Humboldt-Universität zu Berlin - Faculty of Language, Literature and Humanities - Alexander von Humboldt Professorship

Humboldt-Universität zu Berlin | Faculty of Language, Literature and Humanities | Department of Classics | Alexander von Humboldt Professorship | Events | Archiv | Workshop “Synchronizing the Body in Ancient Medicine and Philosophy” - Einsteincenter Chronoi

Workshop “Synchronizing the Body in Ancient Medicine and Philosophy” - Einsteincenter Chronoi

Organized by Philip van der Eijk, Annette Heinrich, Giouli Korobili and Kassandra Miller

June 13, 2024 – June 14, 2024

Link to the Webpage of Chronoi

Program as PDF



This workshop aims at exploring ancient medical and philosophical ideas about synchronicity of the body with the environment and with the circumstances affecting its health and well-being. At the same time, it investigates synchronizing as the attempt to bring about, manage, influence and manipulate that synchronicity. In this connection, we are particularly interested in deciphering ancient views on the body under three aspects: 1) the healthy body, 2) the gendered body and 3) the sick body.

1) The healthy body

In ancient medicine and natural philosophy, living bodies and their functioning were often believed to be subject to specific time cycles, intervals and rhythms, which were related to similar time patterns in the external world surrounding them. There were some thinkers who developed a number of cosmological and biological accounts in which the macrocosmos of the universe and the microcosmos of human and animal bodies were presented as interacting with each other. In these it is sometimes argued that health and well-being are constituted and enhanced by synchronicity between the body and the universe, while at other times attempts are made to spell out possible causal mechanisms underlying this synchronous relationship.

2) The gendered body

In ancient medical and philosophical views about synchronicity between the body’s time cycles and those of its surroundings, special attention was paid to differences between male and female bodies, with extensive discussion of the internal and external factors affecting the temporal aspects of menstruation, conception, pregnancy and menopause. While some of the ideas in our extant texts were based on observations of gender-specific physical and physiological features, others had less clearly empirical justification and seem to reflect broader cultural attitudes and values embedded within society.

3) The sick body

Like health, disease was believed to display natural patterns, rhythms and time cycles, whose analysis and understanding were the subject of intense medical and philosophical engagement and debate. In the so-called Hippocratic writings from the fifth century BCE on we can see elaborate, meticulous therapeutic regimes being spelled out in which time factors, timing and time‑keeping are explicitly considered in relation to the course of the disease during the treatment.

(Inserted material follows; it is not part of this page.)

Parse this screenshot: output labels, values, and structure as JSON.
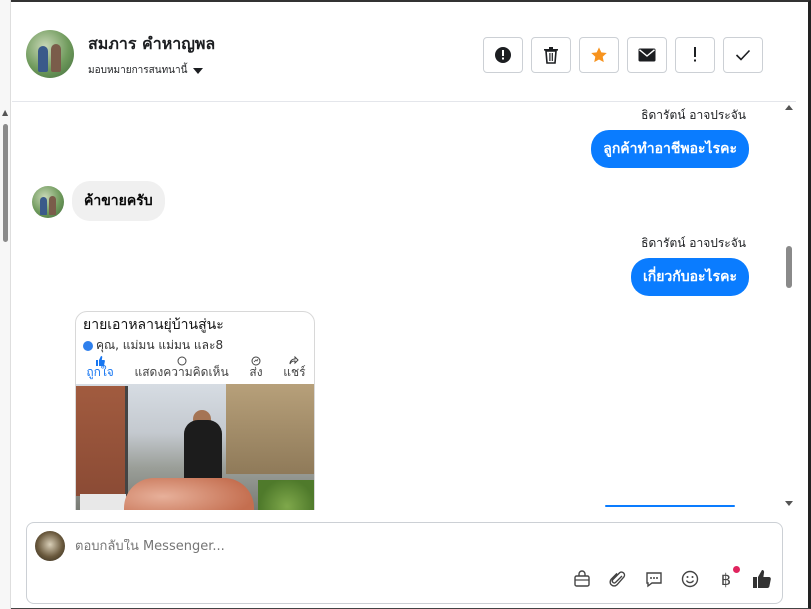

Please note that the workshop takes place at two different venues



Einstein Center Chronoi: Otto-von-Simson-Straße 7, 14195 Berlin

14.45-15.00  Eva Cancik Kirschbaum / Philip van der Eijk: Welcome and Workshop Opening
  Chair: Philip van der Eijk
15.00-15.45  James Ker (University of Pennsylvania): Synchronizing Diachronies in Seneca’s Consolatio ad Marciam
15.45-16.30 Annette Heinrich (Chronoi, HU Berlin): Hippocrates, De internis affectionibus - temporal characterization and modification of therapy for acute versus chronic diseases?
16.30-17.00  Coffee break
17.00-17.45  Kassandra Miller (Chronoi, Colby College): Untimely Women: Clock Time and Gender Stereotypes in the Roman Empire. (online)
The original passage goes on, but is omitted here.